EU to tighten rules for offshore drilling
The European Commission has proposed tightening the rules for deep-water drilling in the oil industry.
The move follows April's devastating BP oil spill in the Gulf of Mexico.
Europe has more than 900 offshore wells, although only Norway currently allows drilling as deep as 1,300m (4,265ft), comparable to BP's ill-fated Deepwater Horizon facility.
The Commission wants to ensure that firms drilling in European waters can cover the costs of a spill.
The BP disaster not only allowed more than 4m barrels of oil to pollute the sea - it also frightened oil regulators worldwide. If it could happen once, they thought, it could happen again.

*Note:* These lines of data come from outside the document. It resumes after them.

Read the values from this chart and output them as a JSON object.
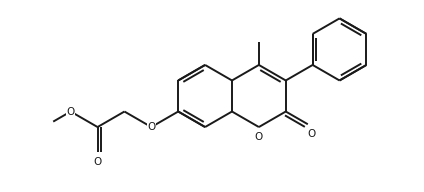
{
  "bg_color": "#ffffff",
  "line_color": "#1a1a1a",
  "line_width": 1.4,
  "figsize": [
    4.24,
    1.92
  ],
  "dpi": 100,
  "xlim": [
    0.0,
    4.24
  ],
  "ylim": [
    0.0,
    1.92
  ]
}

The EU Energy Commissioner, Gunther Oettinger, wants any company drilling within European waters to prove it has either the cash in the bank to pay for a clean-up, or appropriate insurance to cover the cost.
No general moratorium
He also intends to change rules that currently make companies liable for costs if they are drilling up to 12 nautical miles from shore. He wants this distance extended to 200 nautical miles.
The Commission wants international experts to inspect oil platforms, which are controlled by national authorities in Europe.
Draft legislation on the new rules will be presented in early 2011.
Previously Mr Oettinger had called for an EU-wide suspension of deep-water drilling. But that call was rebuffed by the UK government and the European Parliament. Now the Commission says EU member states can opt to impose a voluntary national moratorium.
Scottish Lib Dem MEP George Lyon said: "The proposed voluntary moratorium will allow European safety standards to be revised and renewed without harming the operations of North Sea rigs that already have outstanding safety records."
Nearly 900 offshore installations are operating in the EU, of which 486 are in UK waters, the Commission says.
Several countries want to practise deep-water drilling like Norway, the Commission says.
West of the UK's Shetland Islands, wells of up to 1,600m are planned, and near the Faroe Islands they are considering a depth of 1,100m.
Deep-water wells are operating off Libya's Mediterranean coast and Egypt plans to drill deeper than 2,000m offshore.
Greenpeace is opposed to deep-water drilling and has been involved in high-profile protests in recent weeks.
The environmental group ended its blockade of a drilling ship 100 miles (162km) off Shetland late last month after oil company Chevron won a second court order.
Protesters had brought the drill ship Stena Carron to a standstill by swimming in front of it.
Earlier they spent five days in a pod which they had attached to the ship's anchor chain, before Chevron took legal action to remove it.
And four Greenpeace activists were arrested in September after giving up their occupation of a Scottish company's drilling rig off Greenland.
The group had boarded the rig, which was operated on behalf of Edinburgh-based Cairn Energy.